The stereotype goes that many parents will bring their children to the park (and/or some activity) and upon arriving, they shoo away their children only to peer down at their cell phone. Some folks do this while out to dinner with friends (even though they don’t have kids, see here). Many will cringe upon seeing parents sitting on the bench enwrapped in the goings on of their cell phone. Farhad Manjoo, however, points out how smartphones can actually make for more available parents [Emphasis Added]:
But we rarely consider how, by liberating us from the office, smartphones have greatly expanded the opportunity for certain kinds of workers to increase their involvement in their children’s lives. Because you can work from anywhere thanks to your phone, you can be present and at least partly attentive to your children in scenarios where, in the past, you’d have had to be totally absent. Even though my son had to yell for my attention once when I was fixed to my phone, if I didn’t have that phone, I would almost certainly not have been able to be with him that day — or at any one of numerous school events or extracurricular activities. I would have been in an office. And he would have been with a caretaker.
Stop and consider that for a moment: having a smartphone can actually make you more available as a parent. Now, this isn’t a commercial for smartphones, but it’s certainly something that should give you pause for consideration. I know it did for me when I read it. This idea put forth from Manjoo is exactly the kind of thing that I’m talking about when I say putting a new perspective on things. Someone who is so focused on how smartphones are bad for parents and how they keep parents from their children wouldn’t be able to see the possibility that for a small population, having a smartphone can actually allow a parent to be away from the office and with their children.

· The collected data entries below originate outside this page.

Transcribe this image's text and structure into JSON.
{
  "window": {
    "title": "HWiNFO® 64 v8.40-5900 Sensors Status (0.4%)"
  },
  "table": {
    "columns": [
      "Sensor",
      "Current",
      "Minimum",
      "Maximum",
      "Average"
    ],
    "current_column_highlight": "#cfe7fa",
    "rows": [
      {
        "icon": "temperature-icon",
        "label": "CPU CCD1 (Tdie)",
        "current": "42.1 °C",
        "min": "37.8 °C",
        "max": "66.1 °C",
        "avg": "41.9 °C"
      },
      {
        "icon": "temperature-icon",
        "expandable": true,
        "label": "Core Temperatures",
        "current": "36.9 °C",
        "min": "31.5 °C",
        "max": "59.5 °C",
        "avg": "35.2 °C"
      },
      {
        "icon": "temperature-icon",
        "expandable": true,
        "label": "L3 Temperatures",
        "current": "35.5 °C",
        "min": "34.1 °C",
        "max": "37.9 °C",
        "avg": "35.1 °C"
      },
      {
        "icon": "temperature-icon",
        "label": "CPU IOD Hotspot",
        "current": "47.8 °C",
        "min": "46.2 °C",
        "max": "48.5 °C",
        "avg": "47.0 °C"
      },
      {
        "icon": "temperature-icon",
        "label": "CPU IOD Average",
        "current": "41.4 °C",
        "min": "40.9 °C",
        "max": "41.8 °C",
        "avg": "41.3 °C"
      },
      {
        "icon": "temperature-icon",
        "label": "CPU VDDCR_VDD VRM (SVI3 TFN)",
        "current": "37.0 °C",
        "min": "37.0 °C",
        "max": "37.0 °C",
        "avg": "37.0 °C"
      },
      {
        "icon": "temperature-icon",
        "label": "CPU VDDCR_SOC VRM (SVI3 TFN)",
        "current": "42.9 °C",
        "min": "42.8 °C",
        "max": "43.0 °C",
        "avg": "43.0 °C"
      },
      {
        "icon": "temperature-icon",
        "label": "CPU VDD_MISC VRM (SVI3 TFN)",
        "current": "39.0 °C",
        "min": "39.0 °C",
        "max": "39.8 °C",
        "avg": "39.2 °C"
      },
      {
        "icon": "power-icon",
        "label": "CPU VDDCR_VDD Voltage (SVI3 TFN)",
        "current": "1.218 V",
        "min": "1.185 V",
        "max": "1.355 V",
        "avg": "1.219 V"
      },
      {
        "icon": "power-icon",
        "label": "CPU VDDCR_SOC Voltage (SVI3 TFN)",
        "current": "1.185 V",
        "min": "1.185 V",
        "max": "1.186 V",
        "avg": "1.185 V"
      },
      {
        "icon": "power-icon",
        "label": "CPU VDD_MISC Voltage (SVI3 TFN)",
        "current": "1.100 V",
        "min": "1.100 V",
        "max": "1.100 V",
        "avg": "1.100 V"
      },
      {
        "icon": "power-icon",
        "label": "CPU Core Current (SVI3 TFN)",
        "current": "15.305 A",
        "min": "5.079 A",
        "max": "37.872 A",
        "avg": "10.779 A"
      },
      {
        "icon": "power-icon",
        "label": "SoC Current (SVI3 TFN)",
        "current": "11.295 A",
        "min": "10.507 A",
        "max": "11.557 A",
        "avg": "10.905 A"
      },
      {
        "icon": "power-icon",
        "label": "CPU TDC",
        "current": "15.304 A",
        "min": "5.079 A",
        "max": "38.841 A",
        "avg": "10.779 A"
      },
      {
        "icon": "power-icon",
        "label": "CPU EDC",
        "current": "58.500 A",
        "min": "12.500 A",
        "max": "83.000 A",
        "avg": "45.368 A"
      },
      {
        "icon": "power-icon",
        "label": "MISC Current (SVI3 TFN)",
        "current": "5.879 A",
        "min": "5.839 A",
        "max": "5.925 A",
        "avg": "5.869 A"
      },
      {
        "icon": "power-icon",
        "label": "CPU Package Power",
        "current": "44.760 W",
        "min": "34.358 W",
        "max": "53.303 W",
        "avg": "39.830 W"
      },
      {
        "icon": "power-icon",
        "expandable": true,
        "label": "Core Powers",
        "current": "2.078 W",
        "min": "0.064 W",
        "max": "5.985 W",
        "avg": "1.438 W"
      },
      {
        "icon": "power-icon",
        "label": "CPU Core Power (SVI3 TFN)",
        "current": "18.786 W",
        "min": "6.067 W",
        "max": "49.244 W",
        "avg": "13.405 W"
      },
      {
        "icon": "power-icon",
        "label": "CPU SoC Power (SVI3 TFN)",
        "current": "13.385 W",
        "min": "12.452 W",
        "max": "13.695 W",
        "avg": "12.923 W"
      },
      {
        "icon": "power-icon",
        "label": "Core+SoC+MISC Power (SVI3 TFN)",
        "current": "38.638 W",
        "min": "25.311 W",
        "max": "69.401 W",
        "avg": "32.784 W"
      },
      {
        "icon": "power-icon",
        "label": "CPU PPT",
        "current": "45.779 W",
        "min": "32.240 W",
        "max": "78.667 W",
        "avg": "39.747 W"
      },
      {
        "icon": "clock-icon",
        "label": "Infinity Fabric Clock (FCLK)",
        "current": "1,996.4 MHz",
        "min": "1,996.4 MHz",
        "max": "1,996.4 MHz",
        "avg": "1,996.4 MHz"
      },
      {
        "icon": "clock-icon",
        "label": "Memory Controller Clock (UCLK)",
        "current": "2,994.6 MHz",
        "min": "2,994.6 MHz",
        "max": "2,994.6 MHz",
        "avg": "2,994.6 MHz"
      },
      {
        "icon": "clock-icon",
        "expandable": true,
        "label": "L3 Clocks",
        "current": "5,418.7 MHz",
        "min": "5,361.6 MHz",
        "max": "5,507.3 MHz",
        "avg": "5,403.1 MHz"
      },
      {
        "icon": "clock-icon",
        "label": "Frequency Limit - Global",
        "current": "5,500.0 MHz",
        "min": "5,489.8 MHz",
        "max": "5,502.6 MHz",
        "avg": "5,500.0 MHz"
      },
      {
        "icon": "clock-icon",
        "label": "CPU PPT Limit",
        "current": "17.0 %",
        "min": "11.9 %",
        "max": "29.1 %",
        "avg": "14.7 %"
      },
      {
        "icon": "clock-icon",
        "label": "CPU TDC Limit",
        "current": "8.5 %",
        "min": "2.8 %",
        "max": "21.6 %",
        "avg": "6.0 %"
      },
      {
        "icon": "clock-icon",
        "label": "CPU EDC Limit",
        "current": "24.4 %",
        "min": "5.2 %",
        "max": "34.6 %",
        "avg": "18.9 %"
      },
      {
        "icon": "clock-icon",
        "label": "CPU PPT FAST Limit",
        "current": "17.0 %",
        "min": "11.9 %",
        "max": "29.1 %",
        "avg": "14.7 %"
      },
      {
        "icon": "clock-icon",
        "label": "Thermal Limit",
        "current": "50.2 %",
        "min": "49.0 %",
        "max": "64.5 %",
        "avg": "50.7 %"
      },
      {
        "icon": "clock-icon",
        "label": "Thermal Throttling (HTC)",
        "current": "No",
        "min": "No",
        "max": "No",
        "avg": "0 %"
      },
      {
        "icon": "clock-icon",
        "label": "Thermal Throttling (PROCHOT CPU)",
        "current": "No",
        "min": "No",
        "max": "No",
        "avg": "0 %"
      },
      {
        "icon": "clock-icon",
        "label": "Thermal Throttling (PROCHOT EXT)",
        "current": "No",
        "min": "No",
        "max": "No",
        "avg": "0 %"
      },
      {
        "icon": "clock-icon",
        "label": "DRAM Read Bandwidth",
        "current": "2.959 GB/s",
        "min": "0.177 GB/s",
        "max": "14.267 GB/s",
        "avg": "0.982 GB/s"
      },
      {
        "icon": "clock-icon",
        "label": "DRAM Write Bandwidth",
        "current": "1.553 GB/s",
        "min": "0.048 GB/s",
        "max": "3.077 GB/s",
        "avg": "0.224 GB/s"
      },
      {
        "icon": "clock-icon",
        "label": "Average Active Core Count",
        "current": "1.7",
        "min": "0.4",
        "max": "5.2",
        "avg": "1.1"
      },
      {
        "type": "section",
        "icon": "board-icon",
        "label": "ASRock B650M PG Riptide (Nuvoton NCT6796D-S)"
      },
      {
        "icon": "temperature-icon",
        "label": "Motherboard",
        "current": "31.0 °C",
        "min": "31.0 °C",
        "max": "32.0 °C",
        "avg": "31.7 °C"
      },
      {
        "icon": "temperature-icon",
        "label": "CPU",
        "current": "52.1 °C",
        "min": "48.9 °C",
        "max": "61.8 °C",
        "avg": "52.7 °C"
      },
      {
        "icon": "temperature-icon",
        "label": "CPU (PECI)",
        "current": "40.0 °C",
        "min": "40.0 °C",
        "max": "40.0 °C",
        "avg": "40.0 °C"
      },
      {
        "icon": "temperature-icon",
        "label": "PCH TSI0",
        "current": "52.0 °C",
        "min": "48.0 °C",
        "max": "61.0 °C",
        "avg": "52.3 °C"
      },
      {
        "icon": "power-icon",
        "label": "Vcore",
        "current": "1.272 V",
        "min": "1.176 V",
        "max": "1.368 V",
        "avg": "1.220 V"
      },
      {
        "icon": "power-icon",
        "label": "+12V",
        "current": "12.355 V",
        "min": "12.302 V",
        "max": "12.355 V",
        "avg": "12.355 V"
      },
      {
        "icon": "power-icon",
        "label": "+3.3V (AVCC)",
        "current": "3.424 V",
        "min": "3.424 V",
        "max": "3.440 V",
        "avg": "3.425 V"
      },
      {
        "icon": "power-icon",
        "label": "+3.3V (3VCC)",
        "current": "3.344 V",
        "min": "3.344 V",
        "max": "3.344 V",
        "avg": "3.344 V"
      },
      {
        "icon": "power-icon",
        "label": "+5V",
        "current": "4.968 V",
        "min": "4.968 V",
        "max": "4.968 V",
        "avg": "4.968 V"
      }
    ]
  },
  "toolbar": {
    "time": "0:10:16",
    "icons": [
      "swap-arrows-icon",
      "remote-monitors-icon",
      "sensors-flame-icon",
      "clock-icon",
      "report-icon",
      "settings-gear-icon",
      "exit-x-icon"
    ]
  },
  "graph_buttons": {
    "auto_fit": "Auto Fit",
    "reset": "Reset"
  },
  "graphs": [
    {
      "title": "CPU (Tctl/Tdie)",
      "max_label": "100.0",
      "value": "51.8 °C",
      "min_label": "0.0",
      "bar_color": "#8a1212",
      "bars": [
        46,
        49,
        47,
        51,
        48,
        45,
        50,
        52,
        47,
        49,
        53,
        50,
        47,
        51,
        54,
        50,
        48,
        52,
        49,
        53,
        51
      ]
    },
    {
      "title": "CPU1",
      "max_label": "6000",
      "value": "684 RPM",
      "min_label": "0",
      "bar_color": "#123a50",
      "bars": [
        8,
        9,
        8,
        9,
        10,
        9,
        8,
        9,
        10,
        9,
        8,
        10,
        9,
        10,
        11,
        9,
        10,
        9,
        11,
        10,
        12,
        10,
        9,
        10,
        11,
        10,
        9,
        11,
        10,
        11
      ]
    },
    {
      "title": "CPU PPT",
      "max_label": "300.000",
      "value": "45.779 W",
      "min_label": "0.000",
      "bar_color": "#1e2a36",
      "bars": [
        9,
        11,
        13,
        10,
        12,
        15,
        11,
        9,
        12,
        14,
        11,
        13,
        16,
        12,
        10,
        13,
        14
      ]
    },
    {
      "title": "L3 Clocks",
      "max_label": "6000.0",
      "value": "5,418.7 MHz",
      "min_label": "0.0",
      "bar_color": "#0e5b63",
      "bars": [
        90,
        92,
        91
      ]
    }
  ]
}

This idea isn’t meant to invalidate the idea that smartphones are changing the relationship we have with our children, but the idea that smartphones are allowing us to be with our children more is, to be hyperbolic for a moment, paradigm-altering. A key step to being a better parent is being able to be with your children. So, if smartphones can get us out of the office and next to our kids, isn’t that an important step?
There still might be some of you out there that unequivocally think we shouldn’t be on our phones when we’re with our kids and that’s okay, but I hope that you’ll at least consider (reflect, think about, ponder, etc.) the possibility that the opposite may be true. It’ll put you one step closer to defending against the confirmation bias.